En accueillant les délégations iranienne et saoudienne et en échangeant des messages entre les deux parties, la Chine a réussi à préparer le terrain, avec de la bonne volonté, pour la tenue d’une réunion réussie pour la conclusion de l’accord entre l’Iran et l’Arabie saoudite, a indiqué le porte-parole du ministère Nasser Kanaani lors d’une conférence de presse hebdomadaire.
L’Iran apprécie toujours de tels rôles, car assurer la paix, la stabilité et la sécurité dans la région contribue à sauvegarder les intérêts collectifs de tous les pays qui recherchent leurs avantages dans la stabilité et la sécurité, a poursuivi M. Kanaani, ajoutant que le rôle du gouvernement chinois servait le bien commun et les intérêts de toutes les parties.
Le retour à la normale de leurs relations, Téhéran et Riyad, ainsi que l’élargissement de leur coopération, servent non seulement leurs propres intérêts, mais contribuent également au renforcement de la coopération et de la convergence régionales, a-t-il souligné, ajoutant que l’accord aura aussi une influence positive sur la scène internationale.
La Chine, l’Arabie saoudite et l’Iran ont annoncé vendredi dernier que les deux derniers étaient parvenus à un accord prévoyant la reprise des relations diplomatiques et la réouverture des ambassades et des missions dans un délai de deux mois.
Mosaad bin Mohammed Al-Aiban, ministre d’Etat saoudien, membre du Conseil des ministres et conseiller à la sécurité nationale du pays, a dirigé la délégation saoudienne, et Ali Shamkhani, secrétaire du Conseil suprême de la sécurité nationale d’Iran, a dirigé la délégation iranienne lors des pourparlers qui se sont déroulés à Beijing du 6 au 10 mars, selon une déclaration trilatérale de la Chine, de l’Arabie saoudite et de l’Iran.
Le rôle de la Chin, un test délicat pour les États-Unis
Zonebourse
L’accord surprise conclu entre l’Iran et l’Arabie saoudite en vue de rétablir les relations diplomatiques propose aux États-Unis de nombreuses raisons d’être intrigués, notamment une voie possible pour maîtriser le programme nucléaire de Téhéran et une chance de cimenter un cessez-le-feu au Yémen.
Il contient également un élément qui ne manquera pas de susciter un profond malaise chez les responsables de Washington : le rôle de la Chine en tant qu’intermédiaire de paix dans une région où les États-Unis exercent depuis longtemps leur influence.
L’accord a été annoncé à l’issue de quatre jours de pourparlers à Pékin entre les deux rivaux du Moyen-Orient, dont l’existence n’avait pas été révélée auparavant.

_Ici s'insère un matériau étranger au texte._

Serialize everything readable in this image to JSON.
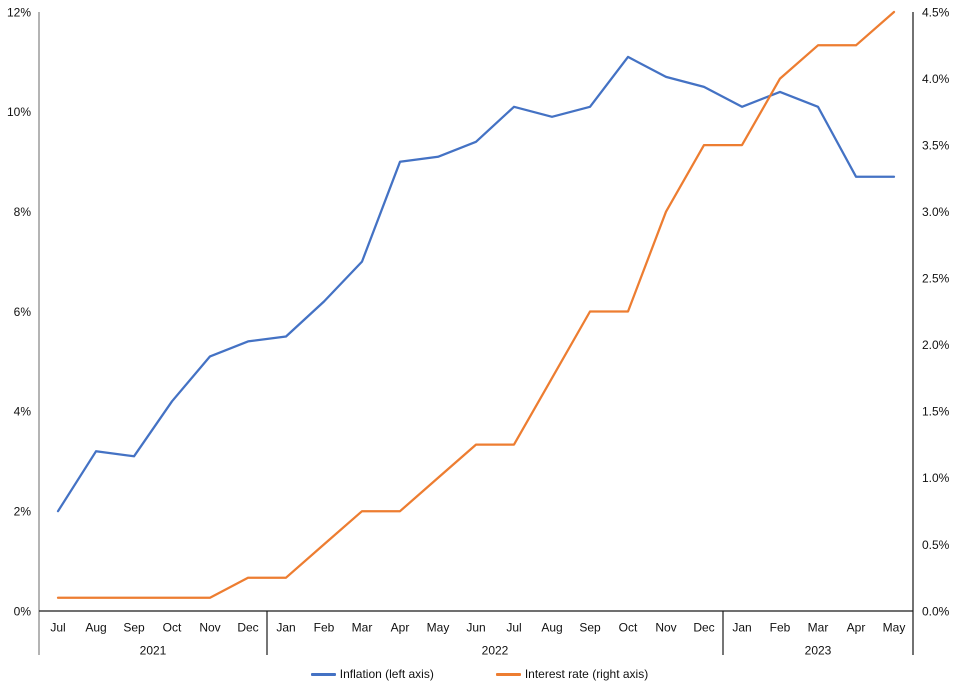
{
  "colors": {
    "inflation_line": "#4472C4",
    "interest_line": "#ED7D31",
    "left_axis_line": "#8C8C8C",
    "right_axis_line": "#262626",
    "category_axis_line": "#1A1A1A",
    "label_text": "#111111",
    "background": "#FFFFFF"
  },
  "chart_data": {
    "type": "line",
    "x": [
      "Jul",
      "Aug",
      "Sep",
      "Oct",
      "Nov",
      "Dec",
      "Jan",
      "Feb",
      "Mar",
      "Apr",
      "May",
      "Jun",
      "Jul",
      "Aug",
      "Sep",
      "Oct",
      "Nov",
      "Dec",
      "Jan",
      "Feb",
      "Mar",
      "Apr",
      "May"
    ],
    "x_groups": [
      {
        "label": "2021",
        "count": 6
      },
      {
        "label": "2022",
        "count": 12
      },
      {
        "label": "2023",
        "count": 5
      }
    ],
    "series": [
      {
        "name": "Inflation (left axis)",
        "axis": "left",
        "color": "#4472C4",
        "values": [
          2.0,
          3.2,
          3.1,
          4.2,
          5.1,
          5.4,
          5.5,
          6.2,
          7.0,
          9.0,
          9.1,
          9.4,
          10.1,
          9.9,
          10.1,
          11.1,
          10.7,
          10.5,
          10.1,
          10.4,
          10.1,
          8.7,
          8.7
        ]
      },
      {
        "name": "Interest rate (right axis)",
        "axis": "right",
        "color": "#ED7D31",
        "values": [
          0.1,
          0.1,
          0.1,
          0.1,
          0.1,
          0.25,
          0.25,
          0.5,
          0.75,
          0.75,
          1.0,
          1.25,
          1.25,
          1.75,
          2.25,
          2.25,
          3.0,
          3.5,
          3.5,
          4.0,
          4.25,
          4.25,
          4.5
        ]
      }
    ],
    "left_axis": {
      "min": 0,
      "max": 12,
      "step": 2,
      "tick_labels": [
        "0%",
        "2%",
        "4%",
        "6%",
        "8%",
        "10%",
        "12%"
      ]
    },
    "right_axis": {
      "min": 0,
      "max": 4.5,
      "step": 0.5,
      "tick_labels": [
        "0.0%",
        "0.5%",
        "1.0%",
        "1.5%",
        "2.0%",
        "2.5%",
        "3.0%",
        "3.5%",
        "4.0%",
        "4.5%"
      ]
    },
    "legend_position": "bottom",
    "grid": "off"
  }
}
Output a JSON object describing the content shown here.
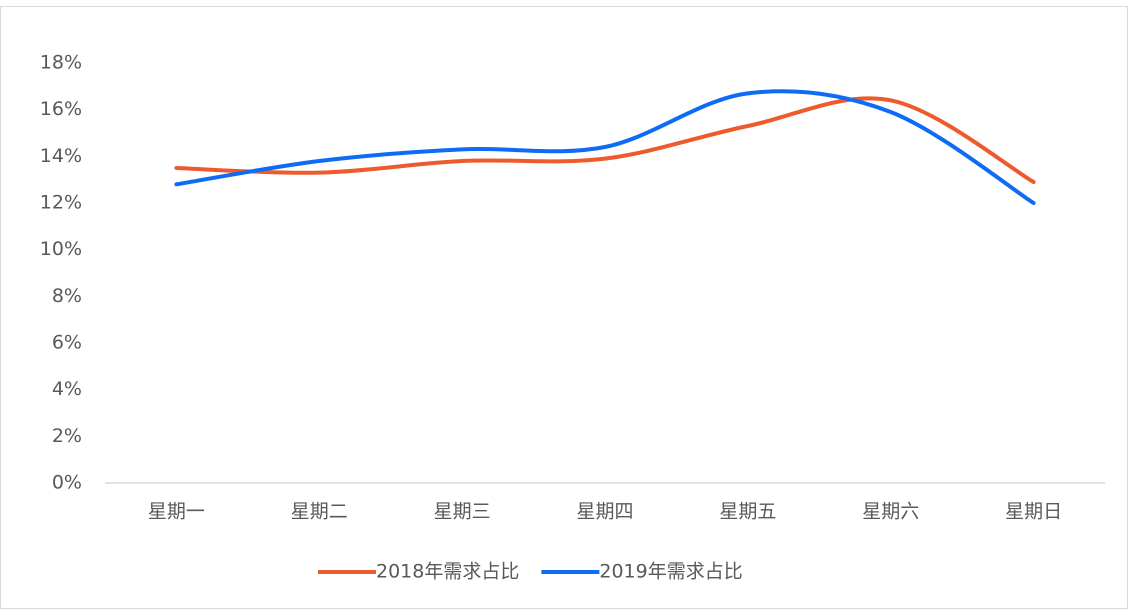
{
  "chart_data": {
    "type": "line",
    "categories": [
      "星期一",
      "星期二",
      "星期三",
      "星期四",
      "星期五",
      "星期六",
      "星期日"
    ],
    "series": [
      {
        "name": "2018年需求占比",
        "color": "#ed5b2d",
        "values": [
          13.5,
          13.3,
          13.8,
          13.9,
          15.3,
          16.4,
          12.9
        ]
      },
      {
        "name": "2019年需求占比",
        "color": "#0e6bf5",
        "values": [
          12.8,
          13.8,
          14.3,
          14.4,
          16.7,
          15.9,
          12.0
        ]
      }
    ],
    "ylim": [
      0,
      18
    ],
    "yticks": [
      {
        "value": 0,
        "label": "0%"
      },
      {
        "value": 2,
        "label": "2%"
      },
      {
        "value": 4,
        "label": "4%"
      },
      {
        "value": 6,
        "label": "6%"
      },
      {
        "value": 8,
        "label": "8%"
      },
      {
        "value": 10,
        "label": "10%"
      },
      {
        "value": 12,
        "label": "12%"
      },
      {
        "value": 14,
        "label": "14%"
      },
      {
        "value": 16,
        "label": "16%"
      },
      {
        "value": 18,
        "label": "18%"
      }
    ],
    "smooth": true,
    "legend": "bottom"
  }
}
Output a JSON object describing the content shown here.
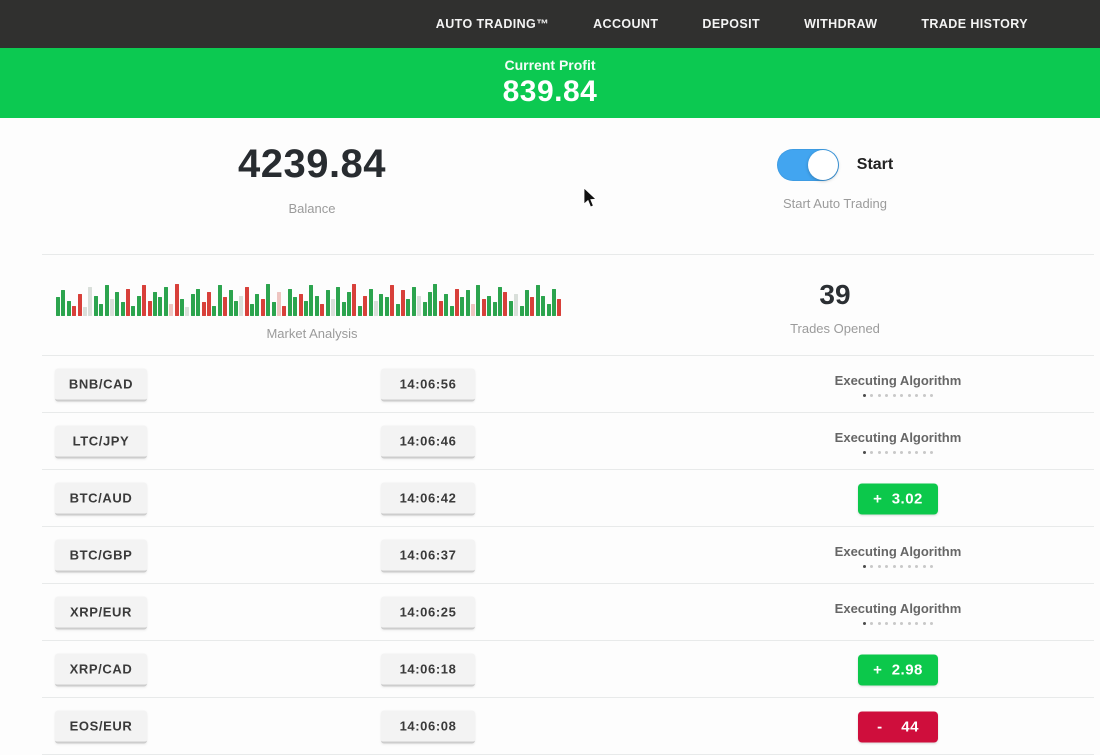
{
  "nav": {
    "items": [
      "AUTO TRADING™",
      "ACCOUNT",
      "DEPOSIT",
      "WITHDRAW",
      "TRADE HISTORY"
    ]
  },
  "banner": {
    "label": "Current Profit",
    "value": "839.84"
  },
  "account": {
    "balance": "4239.84",
    "balance_label": "Balance",
    "toggle_label": "Start",
    "toggle_caption": "Start Auto Trading",
    "toggle_state": "on"
  },
  "stats": {
    "trades_opened": "39",
    "trades_opened_label": "Trades Opened"
  },
  "status_text": {
    "executing_label": "Executing Algorithm",
    "progress_dots": 10
  },
  "chart_data": {
    "type": "bar",
    "title": "Market Analysis",
    "ylim": [
      0,
      1
    ],
    "legend": "none",
    "color_map": {
      "g": "#2ca44e",
      "r": "#d8403a",
      "l": "#d9dfda",
      "p": "#eec5c1"
    },
    "bars": [
      [
        0.55,
        "g"
      ],
      [
        0.75,
        "g"
      ],
      [
        0.45,
        "g"
      ],
      [
        0.3,
        "r"
      ],
      [
        0.65,
        "r"
      ],
      [
        0.25,
        "l"
      ],
      [
        0.85,
        "l"
      ],
      [
        0.6,
        "g"
      ],
      [
        0.35,
        "g"
      ],
      [
        0.9,
        "g"
      ],
      [
        0.5,
        "l"
      ],
      [
        0.7,
        "g"
      ],
      [
        0.4,
        "g"
      ],
      [
        0.8,
        "r"
      ],
      [
        0.3,
        "g"
      ],
      [
        0.6,
        "g"
      ],
      [
        0.9,
        "r"
      ],
      [
        0.45,
        "r"
      ],
      [
        0.7,
        "g"
      ],
      [
        0.55,
        "g"
      ],
      [
        0.85,
        "g"
      ],
      [
        0.35,
        "p"
      ],
      [
        0.95,
        "r"
      ],
      [
        0.5,
        "g"
      ],
      [
        0.25,
        "l"
      ],
      [
        0.65,
        "g"
      ],
      [
        0.8,
        "g"
      ],
      [
        0.4,
        "r"
      ],
      [
        0.7,
        "r"
      ],
      [
        0.3,
        "g"
      ],
      [
        0.9,
        "g"
      ],
      [
        0.55,
        "r"
      ],
      [
        0.75,
        "g"
      ],
      [
        0.45,
        "g"
      ],
      [
        0.6,
        "l"
      ],
      [
        0.85,
        "r"
      ],
      [
        0.35,
        "g"
      ],
      [
        0.65,
        "g"
      ],
      [
        0.5,
        "r"
      ],
      [
        0.95,
        "g"
      ],
      [
        0.4,
        "g"
      ],
      [
        0.7,
        "p"
      ],
      [
        0.3,
        "r"
      ],
      [
        0.8,
        "g"
      ],
      [
        0.55,
        "g"
      ],
      [
        0.65,
        "r"
      ],
      [
        0.45,
        "g"
      ],
      [
        0.9,
        "g"
      ],
      [
        0.6,
        "g"
      ],
      [
        0.35,
        "r"
      ],
      [
        0.75,
        "g"
      ],
      [
        0.5,
        "l"
      ],
      [
        0.85,
        "g"
      ],
      [
        0.4,
        "g"
      ],
      [
        0.7,
        "g"
      ],
      [
        0.95,
        "r"
      ],
      [
        0.3,
        "g"
      ],
      [
        0.6,
        "r"
      ],
      [
        0.8,
        "g"
      ],
      [
        0.45,
        "l"
      ],
      [
        0.65,
        "g"
      ],
      [
        0.55,
        "g"
      ],
      [
        0.9,
        "r"
      ],
      [
        0.35,
        "g"
      ],
      [
        0.75,
        "r"
      ],
      [
        0.5,
        "g"
      ],
      [
        0.85,
        "g"
      ],
      [
        0.6,
        "l"
      ],
      [
        0.4,
        "g"
      ],
      [
        0.7,
        "g"
      ],
      [
        0.95,
        "g"
      ],
      [
        0.45,
        "r"
      ],
      [
        0.65,
        "g"
      ],
      [
        0.3,
        "g"
      ],
      [
        0.8,
        "r"
      ],
      [
        0.55,
        "g"
      ],
      [
        0.75,
        "g"
      ],
      [
        0.35,
        "p"
      ],
      [
        0.9,
        "g"
      ],
      [
        0.5,
        "r"
      ],
      [
        0.6,
        "g"
      ],
      [
        0.4,
        "g"
      ],
      [
        0.85,
        "g"
      ],
      [
        0.7,
        "r"
      ],
      [
        0.45,
        "g"
      ],
      [
        0.65,
        "l"
      ],
      [
        0.3,
        "g"
      ],
      [
        0.75,
        "g"
      ],
      [
        0.55,
        "r"
      ],
      [
        0.9,
        "g"
      ],
      [
        0.6,
        "g"
      ],
      [
        0.35,
        "g"
      ],
      [
        0.8,
        "g"
      ],
      [
        0.5,
        "r"
      ]
    ]
  },
  "trades": [
    {
      "pair": "BNB/CAD",
      "time": "14:06:56",
      "status": "executing",
      "result": ""
    },
    {
      "pair": "LTC/JPY",
      "time": "14:06:46",
      "status": "executing",
      "result": ""
    },
    {
      "pair": "BTC/AUD",
      "time": "14:06:42",
      "status": "profit",
      "result": "+  3.02"
    },
    {
      "pair": "BTC/GBP",
      "time": "14:06:37",
      "status": "executing",
      "result": ""
    },
    {
      "pair": "XRP/EUR",
      "time": "14:06:25",
      "status": "executing",
      "result": ""
    },
    {
      "pair": "XRP/CAD",
      "time": "14:06:18",
      "status": "profit",
      "result": "+  2.98"
    },
    {
      "pair": "EOS/EUR",
      "time": "14:06:08",
      "status": "loss",
      "result": "-    44"
    }
  ],
  "colors": {
    "nav_bg": "#30302f",
    "banner_green": "#0cc951",
    "badge_green": "#0cc84b",
    "badge_red": "#cf0e3c",
    "toggle_blue": "#42a5f0",
    "chart_green": "#2ca44e",
    "chart_red": "#d8403a"
  }
}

Le porte-parole de la Maison Blanche, John Kirby, a déclaré vendredi que si Washington n’était pas directement impliqué, l’Arabie saoudite tenait les responsables américains informés des pourparlers avec l’Iran.
Les relations entre les États-Unis et la Chine sont devenues très conflictuelles sur des questions allant du commerce à l’espionnage, et les deux puissances rivalisent de plus en plus pour exercer une influence dans des régions du monde éloignées de leurs propres frontières.
M. Kirby a semblé minimiser l’implication de la Chine dans l’évolution de la situation de vendredi, affirmant que la Maison-Blanche estime que les pressions internes et externes, notamment la dissuasion saoudienne efficace contre les attaques de l’Iran ou de ses mandataires, ont finalement amené Téhéran à la table des négociations.
Toutefois, Jeffrey Feltman, ancien haut fonctionnaire des États-Unis et de l’ONU, a déclaré que le rôle de la Chine, plutôt que la réouverture des ambassades après six ans, était l’aspect le plus important de l’accord.
« Cet accord sera interprété – probablement à juste titre – comme une gifle à l’administration Biden et comme la preuve que la Chine est une puissance montante », a déclaré M. Feltman, membre de la Brookings Institution.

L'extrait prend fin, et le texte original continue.